Health care payers and providers must address the social needs of patients to deliver complete care
This is the first post in a four-part series about social determinants of health (SDOH). This post provides an overview of SDOH and frames additional issues in the field. Subsequent posts will focus on data standards for improving the collection and use of SDOH, measuring quality in the context of SDOH, and evaluating programs that address SDOH.
In January 2018, a woman in Baltimore was found outside on a freezing cold night wearing nothing but a hospital gown and socks, having been recently discharged from a local hospital.

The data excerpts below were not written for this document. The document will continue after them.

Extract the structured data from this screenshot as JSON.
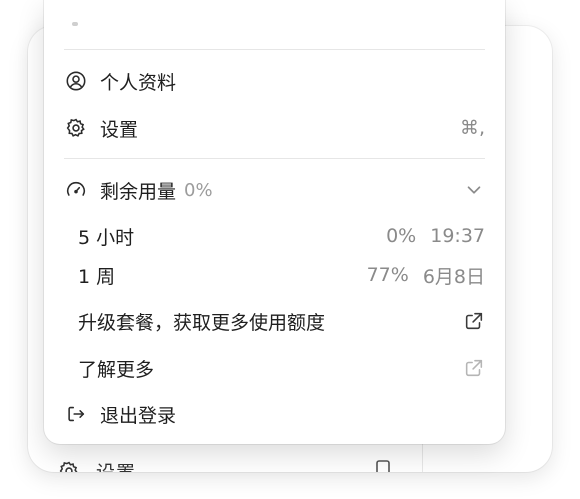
{
  "background": {
    "settings_label": "设置"
  },
  "menu": {
    "profile": {
      "label": "个人资料",
      "icon": "user-circle-icon"
    },
    "settings": {
      "label": "设置",
      "icon": "gear-icon",
      "shortcut": "⌘,"
    },
    "usage": {
      "label": "剩余用量",
      "percent": "0%",
      "icon": "gauge-icon",
      "items": [
        {
          "label": "5 小时",
          "percent": "0%",
          "reset": "19:37"
        },
        {
          "label": "1 周",
          "percent": "77%",
          "reset": "6月8日"
        }
      ]
    },
    "upgrade": {
      "label": "升级套餐，获取更多使用额度",
      "icon": "external-link-icon"
    },
    "learn_more": {
      "label": "了解更多",
      "icon": "external-link-icon"
    },
    "logout": {
      "label": "退出登录",
      "icon": "logout-icon"
    }
  }
}
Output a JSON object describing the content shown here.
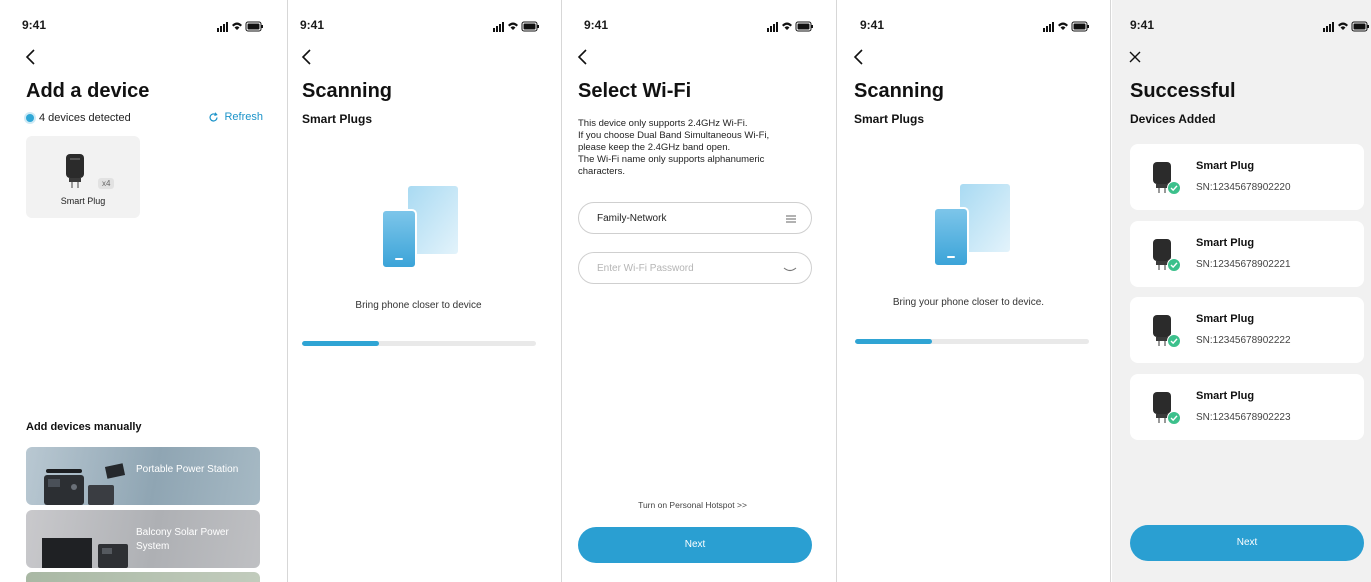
{
  "status_bar": {
    "time": "9:41"
  },
  "screen1": {
    "title": "Add a device",
    "detected": "4 devices detected",
    "refresh": "Refresh",
    "device": {
      "name": "Smart Plug",
      "count": "x4"
    },
    "manual_title": "Add devices manually",
    "manual_items": [
      {
        "label": "Portable Power Station"
      },
      {
        "label": "Balcony Solar Power System"
      }
    ]
  },
  "screen2": {
    "title": "Scanning",
    "subtitle": "Smart Plugs",
    "message": "Bring phone closer to device",
    "progress": 0.33
  },
  "screen3": {
    "title": "Select Wi-Fi",
    "description": [
      "This device only supports 2.4GHz Wi-Fi.",
      "If you choose Dual Band Simultaneous Wi-Fi,",
      "please keep the 2.4GHz band open.",
      "The Wi-Fi name only supports alphanumeric",
      "characters."
    ],
    "network_value": "Family-Network",
    "password_placeholder": "Enter Wi-Fi Password",
    "hotspot_link": "Turn on Personal Hotspot >>",
    "next": "Next"
  },
  "screen4": {
    "title": "Scanning",
    "subtitle": "Smart Plugs",
    "message": "Bring your phone closer to device.",
    "progress": 0.33
  },
  "screen5": {
    "title": "Successful",
    "subtitle": "Devices Added",
    "devices": [
      {
        "name": "Smart Plug",
        "sn": "SN:12345678902220"
      },
      {
        "name": "Smart Plug",
        "sn": "SN:12345678902221"
      },
      {
        "name": "Smart Plug",
        "sn": "SN:12345678902222"
      },
      {
        "name": "Smart Plug",
        "sn": "SN:12345678902223"
      }
    ],
    "next": "Next"
  },
  "colors": {
    "accent": "#2a9fd2",
    "success": "#3cc08c"
  },
  "icons": [
    "back-chevron-icon",
    "refresh-icon",
    "list-icon",
    "eye-closed-icon",
    "close-icon",
    "signal-icon",
    "wifi-icon",
    "battery-icon",
    "check-icon"
  ]
}
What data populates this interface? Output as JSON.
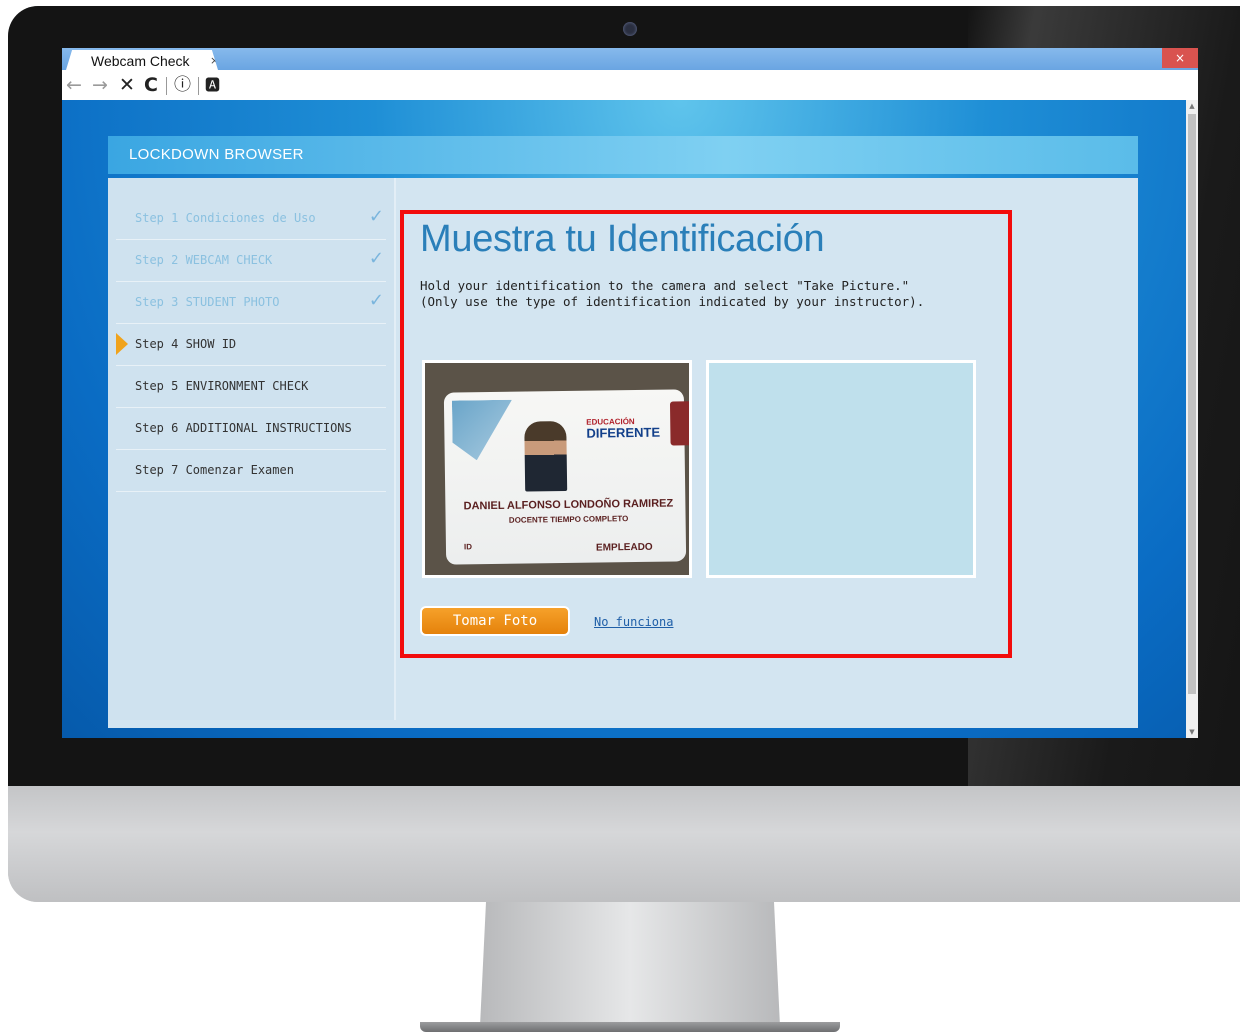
{
  "browser": {
    "tab_title": "Webcam Check",
    "tab_close": "×",
    "window_close": "×",
    "toolbar": {
      "back": "←",
      "forward": "→",
      "stop": "✕",
      "reload": "C",
      "info": "ⓘ",
      "reader": "🅰"
    }
  },
  "app": {
    "header_title": "LOCKDOWN BROWSER",
    "steps": [
      {
        "label": "Step 1  Condiciones de Uso",
        "state": "done"
      },
      {
        "label": "Step 2  WEBCAM CHECK",
        "state": "done"
      },
      {
        "label": "Step 3  STUDENT PHOTO",
        "state": "done"
      },
      {
        "label": "Step 4  SHOW ID",
        "state": "current"
      },
      {
        "label": "Step 5  ENVIRONMENT CHECK",
        "state": "pending"
      },
      {
        "label": "Step 6  ADDITIONAL INSTRUCTIONS",
        "state": "pending"
      },
      {
        "label": "Step 7  Comenzar Examen",
        "state": "pending"
      }
    ],
    "check_mark": "✓",
    "content": {
      "title": "Muestra tu Identificación",
      "description_line1": "Hold your identification to the camera and select \"Take Picture.\"",
      "description_line2": "(Only use the type of identification indicated by your instructor).",
      "take_photo_label": "Tomar Foto",
      "not_working_label": "No funciona"
    },
    "id_card": {
      "brand_top": "EDUCACIÓN",
      "brand_main": "DIFERENTE",
      "name": "DANIEL ALFONSO LONDOÑO RAMIREZ",
      "role": "DOCENTE TIEMPO COMPLETO",
      "id_label": "ID",
      "employee": "EMPLEADO"
    }
  },
  "colors": {
    "accent_orange": "#e5820b",
    "highlight_red": "#f20c0c",
    "title_blue": "#2a7fb9"
  }
}
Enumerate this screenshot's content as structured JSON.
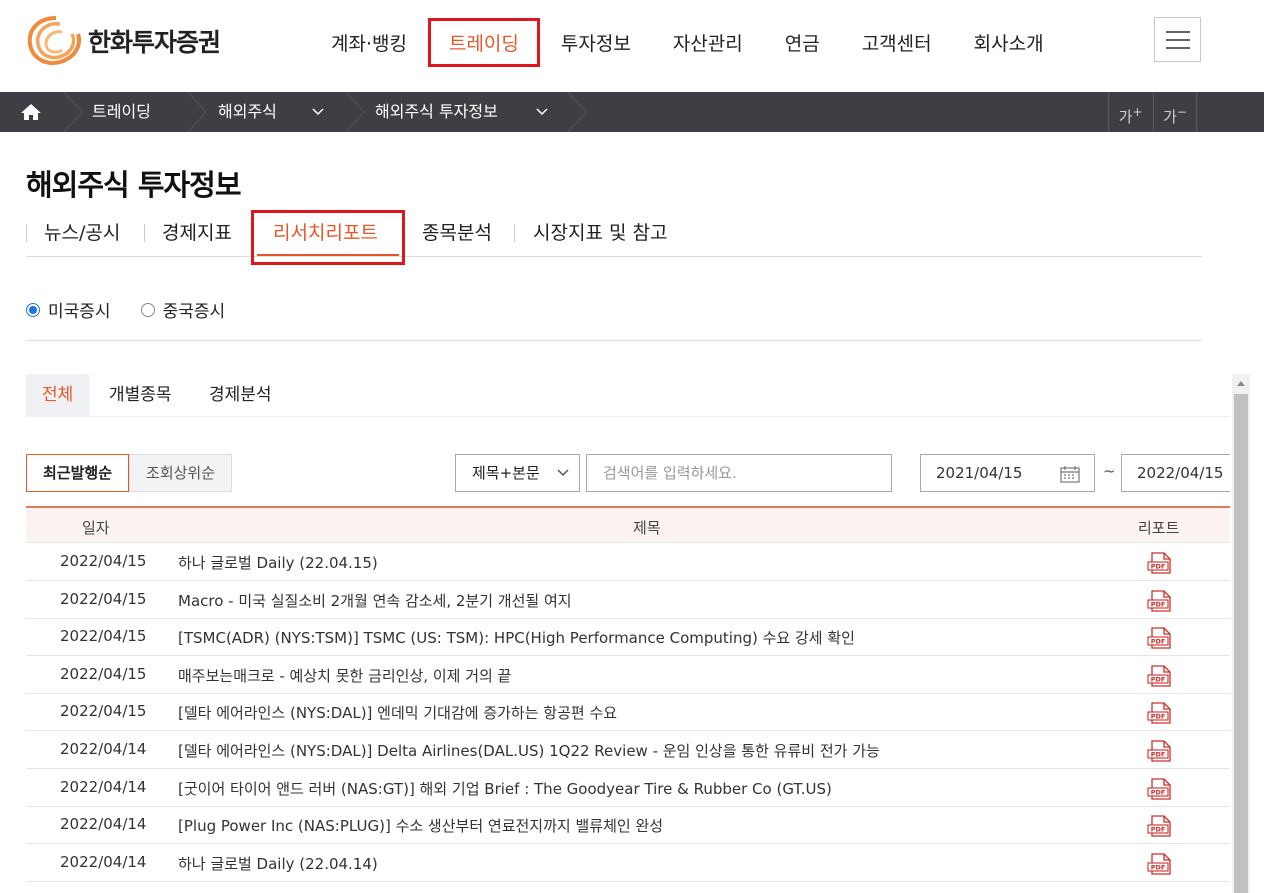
{
  "header": {
    "logo_text": "한화투자증권",
    "nav": [
      "계좌·뱅킹",
      "트레이딩",
      "투자정보",
      "자산관리",
      "연금",
      "고객센터",
      "회사소개"
    ],
    "nav_active": "트레이딩"
  },
  "breadcrumb": {
    "items": [
      "트레이딩",
      "해외주식",
      "해외주식 투자정보"
    ],
    "font_up": "가",
    "font_down": "가"
  },
  "page": {
    "title": "해외주식 투자정보",
    "tabs": [
      "뉴스/공시",
      "경제지표",
      "리서치리포트",
      "종목분석",
      "시장지표 및 참고"
    ],
    "active_tab": "리서치리포트"
  },
  "market": {
    "options": [
      "미국증시",
      "중국증시"
    ],
    "selected": "미국증시"
  },
  "subtabs": {
    "items": [
      "전체",
      "개별종목",
      "경제분석"
    ],
    "active": "전체"
  },
  "controls": {
    "sort": [
      "최근발행순",
      "조회상위순"
    ],
    "sort_active": "최근발행순",
    "search_field": "제목+본문",
    "search_placeholder": "검색어를 입력하세요.",
    "date_from": "2021/04/15",
    "date_sep": "~",
    "date_to": "2022/04/15"
  },
  "table": {
    "headers": {
      "date": "일자",
      "title": "제목",
      "report": "리포트"
    },
    "rows": [
      {
        "date": "2022/04/15",
        "title": "하나 글로벌 Daily (22.04.15)"
      },
      {
        "date": "2022/04/15",
        "title": "Macro - 미국 실질소비 2개월 연속 감소세, 2분기 개선될 여지"
      },
      {
        "date": "2022/04/15",
        "title": "[TSMC(ADR) (NYS:TSM)] TSMC (US: TSM): HPC(High Performance Computing) 수요 강세 확인"
      },
      {
        "date": "2022/04/15",
        "title": "매주보는매크로 - 예상치 못한 금리인상, 이제 거의 끝"
      },
      {
        "date": "2022/04/15",
        "title": "[델타 에어라인스 (NYS:DAL)] 엔데믹 기대감에 증가하는 항공편 수요"
      },
      {
        "date": "2022/04/14",
        "title": "[델타 에어라인스 (NYS:DAL)] Delta Airlines(DAL.US) 1Q22 Review - 운임 인상을 통한 유류비 전가 가능"
      },
      {
        "date": "2022/04/14",
        "title": "[굿이어 타이어 앤드 러버 (NAS:GT)] 해외 기업 Brief : The Goodyear Tire & Rubber Co (GT.US)"
      },
      {
        "date": "2022/04/14",
        "title": "[Plug Power Inc (NAS:PLUG)] 수소 생산부터 연료전지까지 밸류체인 완성"
      },
      {
        "date": "2022/04/14",
        "title": "하나 글로벌 Daily (22.04.14)"
      }
    ]
  },
  "colors": {
    "accent": "#e8562a",
    "highlight_box": "#e0161c",
    "breadcrumb_bg": "#3d3f44",
    "radio": "#1a73e8"
  }
}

Video of the event made national headlines, prompting an apology from the hospital and an investigation from the Centers for Medicare and Medicaid Services (CMS). CMS’s reports highlighted a number of deficiencies in the circumstances that led to the woman’s situation, including lack of compliance with the laws that govern emergency departments (ED) and how an informal “un-discharged” function led to inaccurate counting of ED visits and tracking of patient care. Remedying the deficiencies in the report may prevent another incident of inappropriate discharge, but they would do little to address the underlying causes that led to the woman’s plight, including poverty, mental illness, and housing insecurity.
The U.S. health care system was never designed to address the complex social needs that contributed to the events in Baltimore, and there is growing recognition of and research into the ways social factors—often referred to as “social determinants of health”—impact people’s health and well-being. The CDC defines SDOH as “conditions in the environments in which people are born, live, learn, work, play, worship, and age that affect a wide range of health, functioning, and quality-of-life outcomes and risks,” and the World Health Organization notes that they are the root cause of most health disparities.